Ok, I'm not sure what to think. So my husband is now saying he wants date nights with me but he still has this girlfriend. I'm extremely skeptical. He told me that he wanted to have date night but we always argue. I said if that was true he wouldn't keep banging this girl. I don't know if I should do it or just keep moving on. I'm so confused. I'm also very disappointed with how he's treating our kids in the midst of this. He pretty much blames my oldest for feeling hurt about some of the things he's doing. I don't know what to do. A very small part of me thinks this can be fixed but if he's still with this girl how would that work??
_Posted via Mobile Device_


----------



## Almostrecovered (Jul 14, 2011)

You can't possibly work on reconciliation while he is still with another woman. This tells me you are now plan B if it doesn't work out with her OR he just wants it all and cake eat. (both probably)


----------



## Sod (Aug 20, 2011)

It cant work. Please see a thread that I think will help http://talkaboutmarriage.com/coping-infidelity/24796-just-let-them-go.html. He needs to pick - work on the marriage or his girlfriend. You dont need to be a backup plan or a fall back. If he cant choose, you need to choose for him


----------



## HappyAtLast (Jan 25, 2010)

So apparently he wants his cake and eat it too? Is he out of his mind? He has to choose between the two of you..there is no other way.


----------



## HurtinginTN (Feb 22, 2011)

First reaction reading the title was a song automatically playing in my head they play at a club late at night when everyone is drunk. There is even a line dance they do to it. Booty Call.

My answer would be, "Haaaaaaayyyyyyyyyyyy-eeeeeeeellllllllllll NNNOOOOOOOOOOOOOOOOOOOOO!!!!!"

Girlfriend or wife. Not both.


----------



## COGypsy (Aug 12, 2010)

Wife or not...why would you hang out and be available whenever while ANY guy went back and forth to "make up his mind"? All that means is twice as much sex and half the commitment for him!
_Posted via Mobile Device_


----------



## LostJB (Aug 3, 2011)

I feel like my STBXH is in the same mindframe. He asked me last week if I would go on a trip with him, to the carribean, and we could fix things. I just responded that its not even an option while he has a girlfriend. It probably wouldn't be an option even if he did smarten up and lose the trash. Just think about if you were dating someone new and was being treated this way? Would you keep them around?
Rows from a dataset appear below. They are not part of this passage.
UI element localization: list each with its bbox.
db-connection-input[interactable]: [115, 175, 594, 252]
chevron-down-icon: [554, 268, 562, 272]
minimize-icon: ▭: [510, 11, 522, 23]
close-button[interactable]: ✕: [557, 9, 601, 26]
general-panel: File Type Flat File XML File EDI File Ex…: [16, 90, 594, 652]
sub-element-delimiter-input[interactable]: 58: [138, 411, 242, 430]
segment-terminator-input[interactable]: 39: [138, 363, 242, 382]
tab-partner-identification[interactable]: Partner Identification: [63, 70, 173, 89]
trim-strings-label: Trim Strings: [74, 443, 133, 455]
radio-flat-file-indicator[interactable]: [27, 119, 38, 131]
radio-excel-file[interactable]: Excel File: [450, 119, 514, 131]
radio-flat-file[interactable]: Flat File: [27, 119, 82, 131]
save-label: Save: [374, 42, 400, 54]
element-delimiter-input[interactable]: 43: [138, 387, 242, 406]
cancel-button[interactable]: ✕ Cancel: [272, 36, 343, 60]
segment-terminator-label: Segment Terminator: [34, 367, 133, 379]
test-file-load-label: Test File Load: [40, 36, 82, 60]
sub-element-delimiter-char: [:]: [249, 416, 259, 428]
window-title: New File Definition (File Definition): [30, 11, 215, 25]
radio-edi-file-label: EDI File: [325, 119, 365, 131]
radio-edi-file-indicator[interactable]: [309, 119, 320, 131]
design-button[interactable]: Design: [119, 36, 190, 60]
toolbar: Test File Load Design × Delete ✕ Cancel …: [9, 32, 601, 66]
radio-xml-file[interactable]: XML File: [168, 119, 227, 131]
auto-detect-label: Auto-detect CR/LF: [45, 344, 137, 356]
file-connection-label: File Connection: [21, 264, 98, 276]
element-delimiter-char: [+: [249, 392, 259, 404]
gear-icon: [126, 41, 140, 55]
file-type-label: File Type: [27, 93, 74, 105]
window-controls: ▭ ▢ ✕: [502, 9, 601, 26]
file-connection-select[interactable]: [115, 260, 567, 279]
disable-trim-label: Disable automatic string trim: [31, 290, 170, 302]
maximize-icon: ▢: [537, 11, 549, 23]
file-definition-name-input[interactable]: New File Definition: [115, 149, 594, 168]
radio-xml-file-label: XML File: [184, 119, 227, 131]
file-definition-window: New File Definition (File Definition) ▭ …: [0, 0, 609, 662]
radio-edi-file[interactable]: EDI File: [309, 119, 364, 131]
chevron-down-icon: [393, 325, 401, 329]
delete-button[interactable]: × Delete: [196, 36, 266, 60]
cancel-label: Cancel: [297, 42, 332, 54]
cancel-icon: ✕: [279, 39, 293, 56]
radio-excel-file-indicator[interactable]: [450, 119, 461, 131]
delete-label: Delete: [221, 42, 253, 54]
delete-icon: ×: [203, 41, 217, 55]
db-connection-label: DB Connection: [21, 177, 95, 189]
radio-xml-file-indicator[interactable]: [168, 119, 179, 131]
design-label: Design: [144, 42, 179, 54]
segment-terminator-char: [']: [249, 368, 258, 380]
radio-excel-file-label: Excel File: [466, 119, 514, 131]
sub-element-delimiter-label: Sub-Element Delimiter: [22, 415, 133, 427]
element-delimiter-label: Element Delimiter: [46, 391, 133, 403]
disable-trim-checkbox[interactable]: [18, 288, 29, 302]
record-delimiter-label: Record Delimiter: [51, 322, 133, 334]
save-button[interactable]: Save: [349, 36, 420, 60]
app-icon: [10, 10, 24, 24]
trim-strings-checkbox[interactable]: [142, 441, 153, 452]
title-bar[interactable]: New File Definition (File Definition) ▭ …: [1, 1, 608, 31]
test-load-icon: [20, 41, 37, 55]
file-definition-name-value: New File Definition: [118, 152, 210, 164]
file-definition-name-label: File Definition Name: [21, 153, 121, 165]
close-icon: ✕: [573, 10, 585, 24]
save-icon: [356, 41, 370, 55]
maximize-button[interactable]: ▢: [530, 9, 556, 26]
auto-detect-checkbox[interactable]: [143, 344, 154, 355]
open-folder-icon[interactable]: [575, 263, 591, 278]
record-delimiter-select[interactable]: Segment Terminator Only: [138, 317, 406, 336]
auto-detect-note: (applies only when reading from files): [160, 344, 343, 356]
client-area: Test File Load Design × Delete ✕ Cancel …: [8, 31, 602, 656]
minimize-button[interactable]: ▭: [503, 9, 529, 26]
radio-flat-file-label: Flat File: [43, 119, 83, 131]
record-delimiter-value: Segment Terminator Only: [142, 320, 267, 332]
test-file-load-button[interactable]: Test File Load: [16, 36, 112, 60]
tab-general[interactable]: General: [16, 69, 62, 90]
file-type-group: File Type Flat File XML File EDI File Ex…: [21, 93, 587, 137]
Mine came over earlier today to talk about some work stuff, ended up pulling me into a hug for himself. Any actions at this point from him trying to be flirty or reconsiling makes me incredibly uncomfortable. I'm trying to create the boundaries so we can continue in this "family" in a way that is healthy for our kids. But he keeps testing them. I almost feel like I'm dealing with a teenager or toddler.. ugghh


----------



## Jellybeans (Mar 8, 2011)

Oh helllll no. Get a backbone. Tell him as long as he's got a skanky sidepiece you are not an option in his life. Tell. Him you refuse to be in an open marriage and he needs to leave. If she is married or has boyf....tell her significant other about the affair without warning your hubby or her first.
_Posted via Mobile Device_


----------



## Stonewall (Jul 5, 2011)

Keep moving on girl. He is trying to have his cake and eat it to. Period!!!!!!!

Tell him to pound sand!!!


----------



## that_girl (Jul 6, 2011)

Tell him to go eff himself. Seriously. Wtf


----------



## whatonearthnow (Aug 20, 2011)

I'm a man and even I think that isn't on.


----------



## RoseRed (Aug 27, 2011)

What I gather is that your H's is trying to set back the clock to pre-marriage days... he wants to date both of the women in his life to determine which one he wants. To go back to you or start afresh with the new woman. In my opinion once you get married, the clock starts there... its up to you if you wish to entertain this notion or not... if it would or would not compromise YOUR true self in entity, values and morals. Those have to remain whole and strong.

Make your decision from that.... 

best wishes...


----------



## Yummy2011 (Jun 1, 2011)

I am so confused. I'm thinking so much about how strong his relationship is with this other woman. A part of me still wants to save this marriage. I have to be honest with myself if I ever plan on making a decision and sticking to it regardless of what it is. When I think of our marriage being over I think of him and her. When he thinks of it he thinks of him and I, he's got me there. I'm working on myself but I'm still concerned with our marriage.
_Posted via Mobile Device_


----------



## Runs like Dog (Feb 25, 2011)

Invite her to come along and beat her ass in the street.


----------



## morituri (Apr 1, 2011)

No, no, no and no - did I say no?

Start doing the 180 degrees rules.


----------



## Tall Average Guy (Jul 26, 2011)

Yummy2011 said:


> A part of me still wants to save this marriage. _Posted via Mobile Device_


Why? Seriously ask yourself why you want to save it for yourself. Not the kids, or anyone else, but what do you get out of it. Kids are smart and will know if you are fakin g it, so you need to be in a marriage for yourself and your spouse. And you see how your husband is treating you. So ask your self, being brutally honest, why do you want to be married to him.


----------



## unbelievable (Aug 20, 2010)

There is no mystery here. He wants tail and you have some. He is just selfish. This is demonstrated not only by his treatment of you but also of his own child. I doubt the relationship can be "fixed" and it certainly can't be fixed by you. Your husband sounds immature and selfish and these are issues only he can resolve.


----------